Marc hits the nail squarely. Is this good? No. But having watched the folkloric birth of the Red-Bull-and-blank craze in central Europe almost two decades ago (yes, Virginia, that early), I can attest that there is a market for beer mixed with caffeine, taurine and sugar.
For the record, based on my obeservation of Austrian teenagers back in the day, the beer+RB homebrew speedball ‘works’ but has dangers similar to the concoction that offed Belushi and Phoenix: you consume way too much of the downer constituent. Given the real dangers of alcohol poisoning, BUD’s lawyers should reconsider.
No different from brandy & coke, rum & coke, JD & coke etc.
Actually, according to the Jan 05′ National Geographic cover article on caffeine, Red Bull has roughly six times the amount of caffeine found in Coke or Pepsi (on an ounce-per-ounce comparison). Interestingly, 600 mg of caffeine is psychologically and pysiologically similar to 20 mg of amphetamines.
Wait a second… I thought that mixing depressants and stimulants was an inherently risky activity. Am I missing something?

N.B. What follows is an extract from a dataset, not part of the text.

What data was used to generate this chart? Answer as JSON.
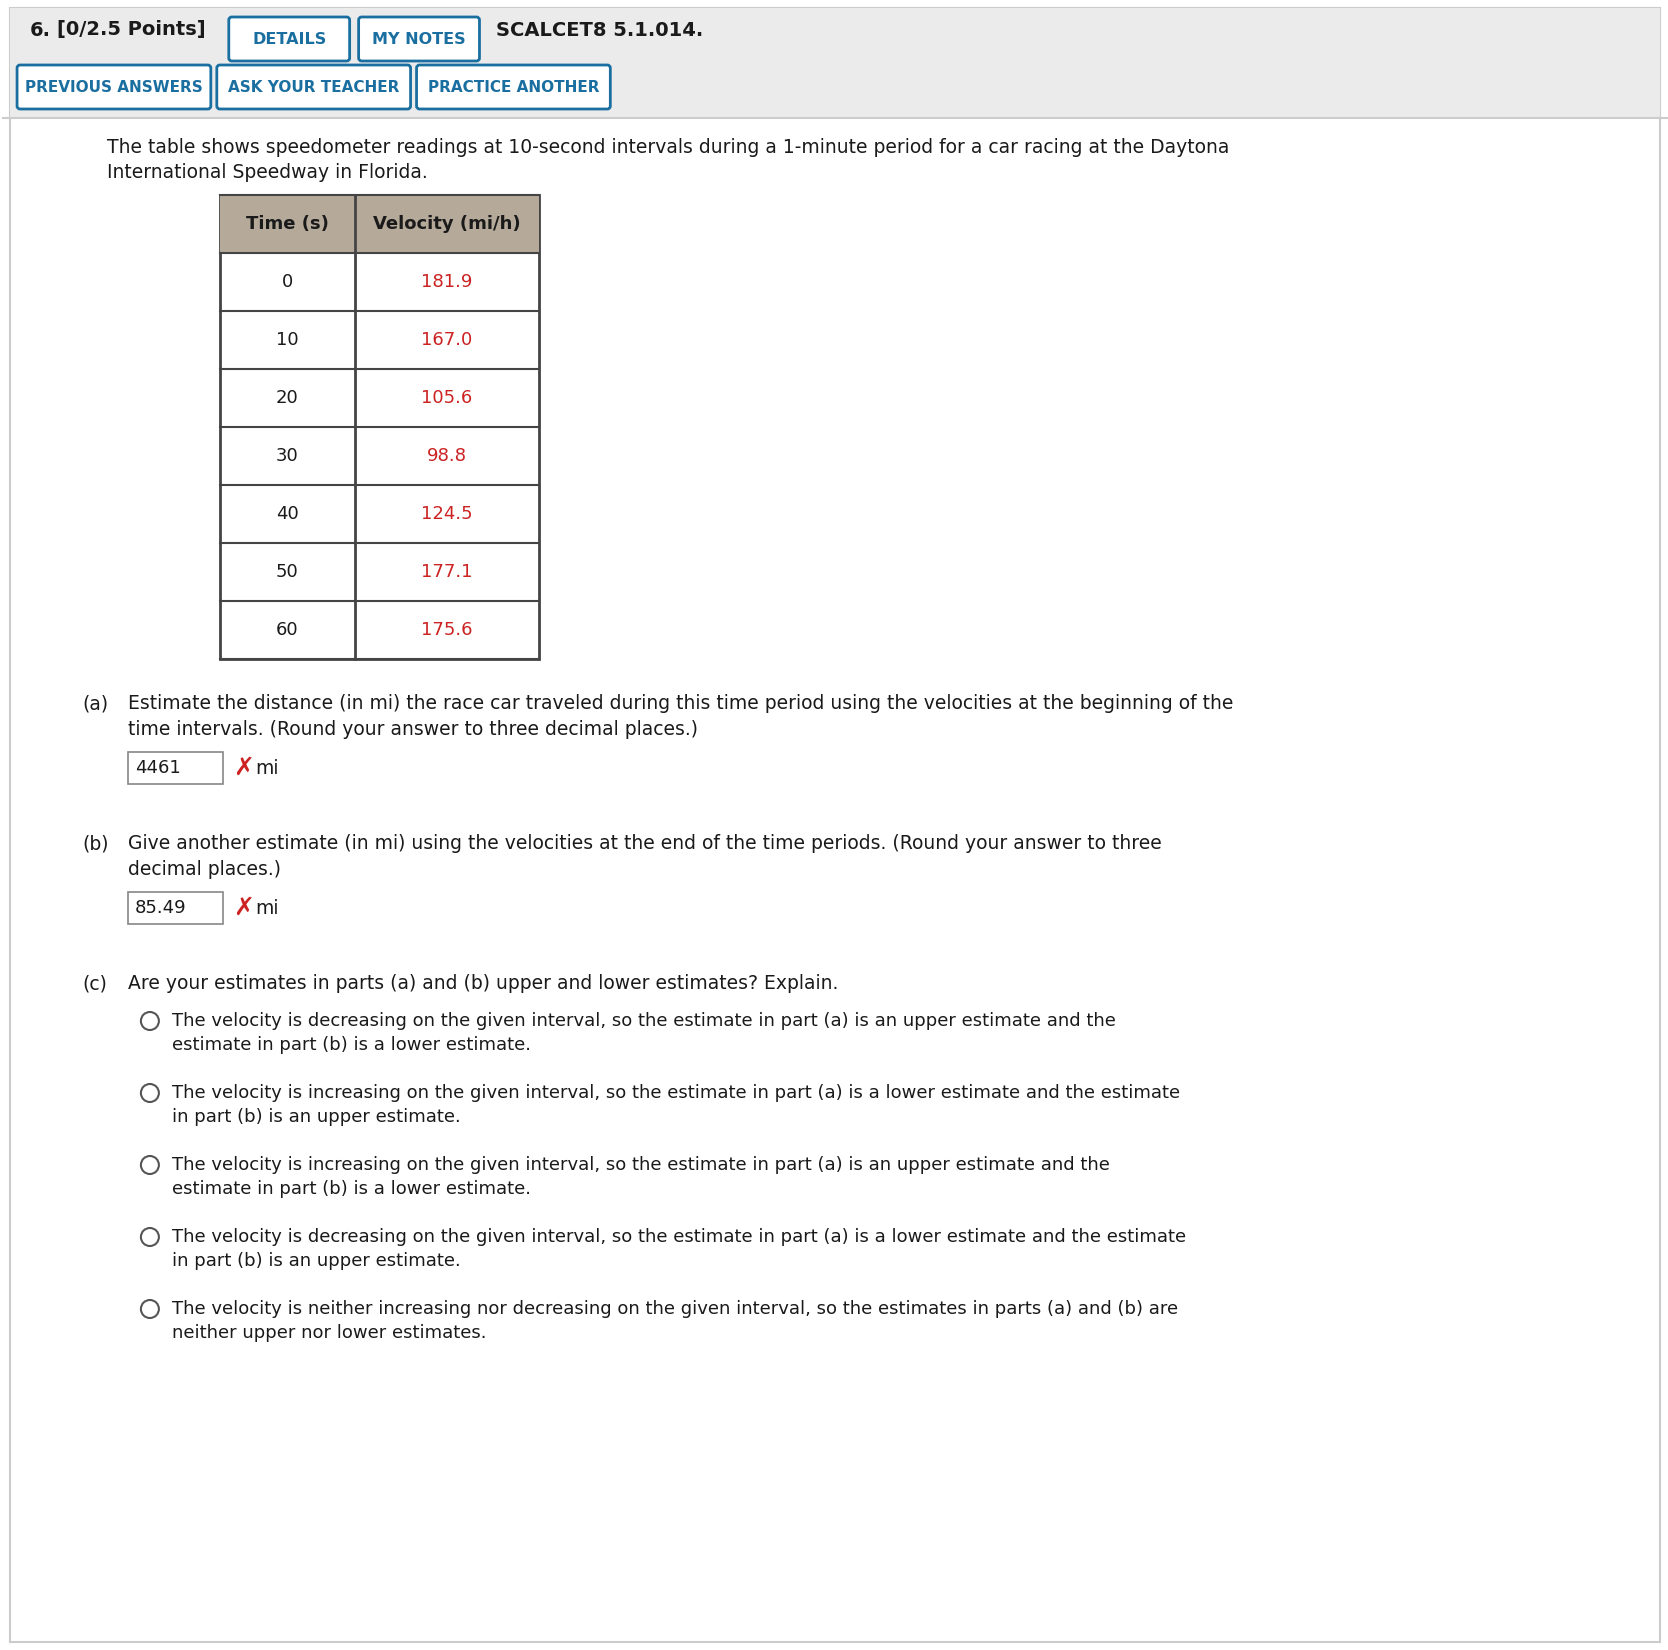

The caffeine poses no significant acute risk relative to the alcohol. According to Wikipedia (not the best source, but probably good enough for a thumbnail estimate) “the LD50 [of caffeine] is estimated to be about 192 mg/kg of body mass, or about 72 cups of coffee for an average adult …. ” At 54 mg caffeine per bottle of B^e, this would be about 130 bottles — but one would be dead or unconscious from alcohol poisoning long before then.
(Conceivably there might be synergistic effects, but this seems unlikely at any plausible dose. I think that the “heavy” stimulant/depressant combinations have particular risks of their own which wouldn’t be the case here: cocaine and alcohol form cocaethylene, which is a stronger stimulant than cocaine itself; with speedballs, respiratory depression caused by the opiate reduces oxygen available to the overstimulated heart, increasing the risk of coronary arrest.)
But if one is talking about discomfort rather than real danger, then people seem to vary greatly in their tolerance for these things. I’ve been on > 10 cups of coffee a day for years and sleep like a baby, but get headaches and feel exhausted after more than a glass or two of wine. But there are many for whom it’s the other way around …
Dear Michael: let me know when they get to making Red “Vino{+E}” …I hardly ever drink beer…but now Red wines…that’s a whole ‘nother ballgame!!
The original Vino^E was the nineteenth-century Vin Mariani, wine with coca-leaf extract, endorsed by numerous figures including Pope Leo XIII. (One assumes he was not speaking ex cathedra at the time.)
You can find lots of pictures of ads for it online; see the article at http://cocaine.org/cocawine.htm.
i hate you all, and that stupid “b to the e”.